Spodziewamy się poprawy marży już w I kwartale

Foto: Archiwum

Po trzech kwartałach macie niższe zyski niż rok temu. Jaki jest powód?

Główną przyczyną jest spadek marż spowodowany tym, że przy kurczącym się rynku części zamiennych do aut wszyscy gracze obniżali ceny swoich produktów. My jesteśmy zdeterminowani, żeby ten proces powstrzymać. Spodziewamy się poprawy marży już w I kwartale.

Czy przy stagnacji na rynku możliwy jest powrót do marż sprzed roku?

W całej branży widać chęć powrotu do wyższych rentowności, ale ktoś musi zacząć ten proces. Nam zależy na tym, żeby zarabiać pieniądze. Dlatego przygotowaliśmy sobie pewien plan działań i będziemy się starać powrócić do tamtych marż. Może to się jednak okazać trudne. Zobaczymy, na ile rynek pozwoli na osiągnięcie tego celu.

Jak może wyglądać całoroczny wynik Inter Cars?

Na pewno nie będzie problemów z osiągnięciem 3 mld zł przychodów. Co do zyskowności, to jest zbyt wcześnie, żeby cokolwiek szacować.

Nie bez znaczenia dla trafności prognoz jest fakt, że w IV kwartale duży udział w sprzedaży mają produkty zimowe, jak choćby akumulatory czy opony. Brak zimy to wyraźnie mniejsza sprzedaż tych produktów, którą trudno skompensować pozostałym asortymentem.

Czyli może nie udać się zarobić ponad 100 mln zł jak w 2011 r.?

Biorąc pod uwagę wszystkie okoliczności, jest to na pewno duże wyzwanie.

A więc zgodnie z waszą polityką dywidendową, która zakłada podział nadwyżki po przekroczeniu 100 mln zł, nie ma szans na wypłatę nagrody z tegorocznego zysku?

Na pewno nie będziemy zmieniać świeżo ustalonej polityki dywidendowej. W tej chwili zbyt dużo jest zmiennych, które pozwoliłyby przewidzieć ostateczny wynik, ale jak powiedziałem, warunki pogodowe nie wróżą najlepiej.

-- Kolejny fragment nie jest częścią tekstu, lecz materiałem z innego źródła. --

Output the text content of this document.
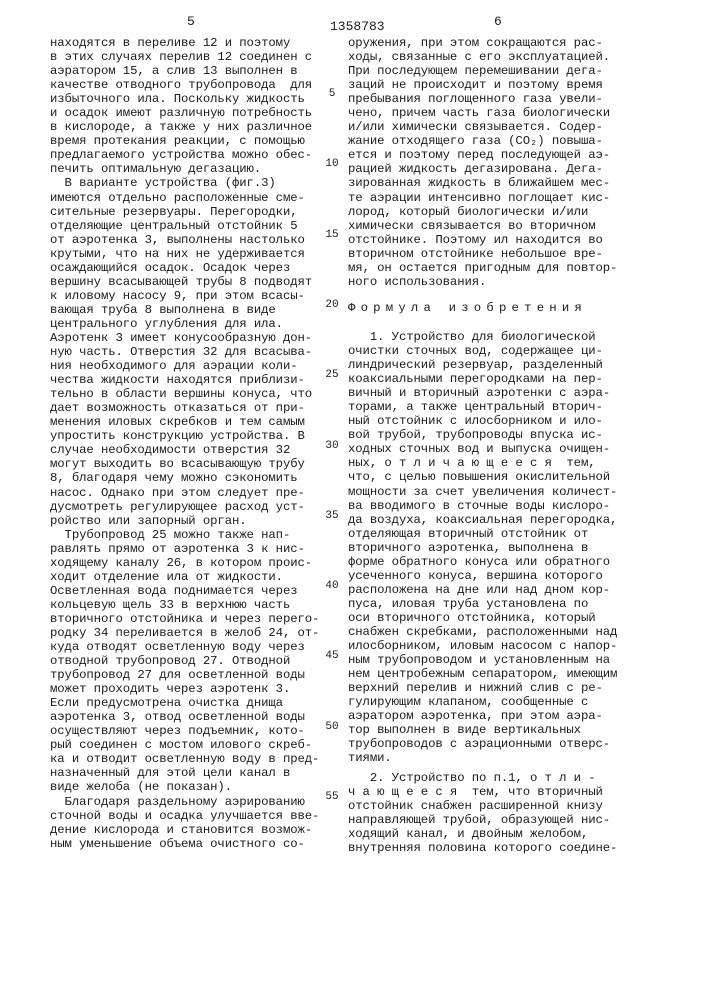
5	1358783	6
находятся в переливе 12 и поэтому
в этих случаях перелив 12 соединен с
аэратором 15, а слив 13 выполнен в
качестве отводного трубопровода  для
избыточного ила. Поскольку жидкость
и осадок имеют различную потребность
в кислороде, а также у них различное
время протекания реакции, с помощью
предлагаемого устройства можно обес-
печить оптимальную дегазацию.
В варианте устройства (фиг.3)
имеются отдельно расположенные сме-
сительные резервуары. Перегородки,
отделяющие центральный отстойник 5
от аэротенка 3, выполнены настолько
крутыми, что на них не удерживается
осаждающийся осадок. Осадок через
вершину всасывающей трубы 8 подводят
к иловому насосу 9, при этом всасы-
вающая труба 8 выполнена в виде
центрального углубления для ила.
Аэротенк 3 имеет конусообразную дон-
ную часть. Отверстия 32 для всасыва-
ния необходимого для аэрации коли-
чества жидкости находятся приблизи-
тельно в области вершины конуса, что
дает возможность отказаться от при-
менения иловых скребков и тем самым
упростить конструкцию устройства. В
случае необходимости отверстия 32
могут выходить во всасывающую трубу
8, благодаря чему можно сэкономить
насос. Однако при этом следует пре-
дусмотреть регулирующее расход уст-
ройство или запорный орган.
Трубопровод 25 можно также нап-
равлять прямо от аэротенка 3 к нис-
ходящему каналу 26, в котором проис-
ходит отделение ила от жидкости.
Осветленная вода поднимается через
кольцевую щель 33 в верхнюю часть
вторичного отстойника и через перего-
родку 34 переливается в желоб 24, от-
куда отводят осветленную воду через
отводной трубопровод 27. Отводной
трубопровод 27 для осветленной воды
может проходить через аэротенк 3.
Если предусмотрена очистка днища
аэротенка 3, отвод осветленной воды
осуществляют через подъемник, кото-
рый соединен с мостом илового скреб-
ка и отводит осветленную воду в пред-
назначенный для этой цели канал в
виде желоба (не показан).
Благодаря раздельному аэрированию
сточной воды и осадка улучшается вве-
дение кислорода и становится возмож-
ным уменьшение объема очистного со-
оружения, при этом сокращаются рас-
ходы, связанные с его эксплуатацией.
При последующем перемешивании дега-
заций не происходит и поэтому время
пребывания поглощенного газа увели-
чено, причем часть газа биологически
и/или химически связывается. Содер-
жание отходящего газа (CO₂) повыша-
ется и поэтому перед последующей аэ-
рацией жидкость дегазирована. Дега-
зированная жидкость в ближайшем мес-
те аэрации интенсивно поглощает кис-
лород, который биологически и/или
химически связывается во вторичном
отстойнике. Поэтому ил находится во
вторичном отстойнике небольшое вре-
мя, он остается пригодным для повтор-
ного использования.
Формула изобретения
1. Устройство для биологической
очистки сточных вод, содержащее ци-
линдрический резервуар, разделенный
коаксиальными перегородками на пер-
вичный и вторичный аэротенки с аэра-
торами, а также центральный вторич-
ный отстойник с илосборником и ило-
вой трубой, трубопроводы впуска ис-
ходных сточных вод и выпуска очищен-
ных, о т л и ч а ю щ е е с я  тем,
что, с целью повышения окислительной
мощности за счет увеличения количест-
ва вводимого в сточные воды кислоро-
да воздуха, коаксиальная перегородка,
отделяющая вторичный отстойник от
вторичного аэротенка, выполнена в
форме обратного конуса или обратного
усеченного конуса, вершина которого
расположена на дне или над дном кор-
пуса, иловая труба установлена по
оси вторичного отстойника, который
снабжен скребками, расположенными над
илосборником, иловым насосом с напор-
ным трубопроводом и установленным на
нем центробежным сепаратором, имеющим
верхний перелив и нижний слив с ре-
гулирующим клапаном, сообщенные с
аэратором аэротенка, при этом аэра-
тор выполнен в виде вертикальных
трубопроводов с аэрационными отверс-
тиями.
2. Устройство по п.1, о т л и -
ч а ю щ е е с я  тем, что вторичный
отстойник снабжен расширенной книзу
направляющей трубой, образующей нис-
ходящий канал, и двойным желобом,
внутренняя половина которого соедине-
5
10
15
20
25
30
35
40
45
50
55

Ten rok był zachowawczy, jeśli chodzi o inwestowanie. Czy to się zmieni w 2013 r.?

Raczej nie. Jesteśmy firmą dystrybucyjną, więc rozwój logistyki ma wysoki priorytet. Planujemy zwiększenie powierzchni magazynowej w Polsce oraz Rumunii, gdzie biznes rozwija się najszybciej. To plan kilkuletni, który zacznie się w przyszłym roku.

Strategia firmy to wynajem potrzebnej powierzchni, a nie budowa własnych obiektów, stąd nakłady będą rozłożone w czasie. Wyjątek to rozwój centrali w Czosnowie, która jest własnością spółki. W ciągu trzech lat planujemy powiększyć powierzchnię magazynową o 25 tys. mkw. Na inwestycje w infrastrukturę związaną z logistyką i nie tylko planujemy w przyszłym roku przeznaczyć ok. 40 mln zł.

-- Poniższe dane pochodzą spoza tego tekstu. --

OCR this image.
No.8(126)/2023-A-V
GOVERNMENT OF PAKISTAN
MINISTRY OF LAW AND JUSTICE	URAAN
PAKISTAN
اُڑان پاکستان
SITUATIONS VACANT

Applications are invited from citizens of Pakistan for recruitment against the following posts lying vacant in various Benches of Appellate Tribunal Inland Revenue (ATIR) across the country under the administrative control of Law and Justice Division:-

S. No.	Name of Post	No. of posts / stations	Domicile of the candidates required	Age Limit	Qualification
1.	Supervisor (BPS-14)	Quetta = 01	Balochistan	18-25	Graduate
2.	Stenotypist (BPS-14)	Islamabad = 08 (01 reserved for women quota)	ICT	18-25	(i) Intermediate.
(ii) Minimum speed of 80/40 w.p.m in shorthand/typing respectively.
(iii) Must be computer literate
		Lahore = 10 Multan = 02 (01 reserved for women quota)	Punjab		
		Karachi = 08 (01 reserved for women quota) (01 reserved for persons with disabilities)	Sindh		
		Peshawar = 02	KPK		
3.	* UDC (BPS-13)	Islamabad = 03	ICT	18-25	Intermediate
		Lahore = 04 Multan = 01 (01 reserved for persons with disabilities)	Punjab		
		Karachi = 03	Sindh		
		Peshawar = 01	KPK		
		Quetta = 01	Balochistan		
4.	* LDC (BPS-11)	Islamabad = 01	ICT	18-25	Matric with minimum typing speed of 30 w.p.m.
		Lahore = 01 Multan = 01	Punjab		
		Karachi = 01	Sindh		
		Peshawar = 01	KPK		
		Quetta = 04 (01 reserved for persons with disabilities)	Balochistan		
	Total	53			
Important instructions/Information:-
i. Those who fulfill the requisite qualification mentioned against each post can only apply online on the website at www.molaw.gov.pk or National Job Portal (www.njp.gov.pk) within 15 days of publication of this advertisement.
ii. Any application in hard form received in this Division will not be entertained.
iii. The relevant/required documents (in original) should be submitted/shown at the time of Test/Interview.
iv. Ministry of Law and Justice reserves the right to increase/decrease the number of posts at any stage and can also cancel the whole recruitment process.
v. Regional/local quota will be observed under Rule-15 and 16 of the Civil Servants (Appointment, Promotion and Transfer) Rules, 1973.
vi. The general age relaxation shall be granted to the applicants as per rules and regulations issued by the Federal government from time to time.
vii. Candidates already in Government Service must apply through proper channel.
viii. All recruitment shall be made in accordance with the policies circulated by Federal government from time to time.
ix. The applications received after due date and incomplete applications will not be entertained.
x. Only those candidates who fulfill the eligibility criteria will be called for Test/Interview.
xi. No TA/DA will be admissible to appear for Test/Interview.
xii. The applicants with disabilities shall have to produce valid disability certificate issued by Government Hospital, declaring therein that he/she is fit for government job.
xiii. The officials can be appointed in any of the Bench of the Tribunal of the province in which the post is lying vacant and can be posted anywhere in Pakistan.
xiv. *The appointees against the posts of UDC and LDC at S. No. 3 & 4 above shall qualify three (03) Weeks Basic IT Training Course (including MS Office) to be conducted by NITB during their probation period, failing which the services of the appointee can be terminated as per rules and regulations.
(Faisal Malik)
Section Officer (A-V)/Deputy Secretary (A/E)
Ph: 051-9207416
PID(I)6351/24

Zresztą działania mające na celu reorganizację tej części naszej działalności rozpoczęliśmy w tym roku. Wydzieliliśmy spółkę zajmującą się tylko usługami logistycznymi.

Jaki był cel?

Ta firma ma świadczyć usługi przechowywania towarów i ich transportu nie tylko dla naszych spółek zależnych, ale także dla klientów zewnętrznych. Dzięki temu będziemy mogli uzyskiwać dodatkowe zyski. Mamy już pierwsze sukcesy na tym polu.

W planach było też wejście na rynek słoweński.

Na razie uruchomienie sprzedaży w Słowenii cały czas jest planowane. Ale sytuacja na tamtejszym rynku się pogorszyła, więc wchodzenie w tym momencie byłoby bardzo kosztowne.

Myślimy natomiast o sprzedaży w Internecie w krajach Europy Zachodniej, np. w Niemczech, które są największym rynkiem na Starym Kontynencie. Nasze produkty, choćby te z niższej półki cenowej, będą w obecnej kryzysowej sytuacji świetną ofertą.

Wykorzystamy do tego zmodyfikowaną platformę e-commerce (Motointegrator.pl), którą zbudowaliśmy na potrzeby rynku polskiego.

Na co liczycie, jeśli chodzi o ten rynek?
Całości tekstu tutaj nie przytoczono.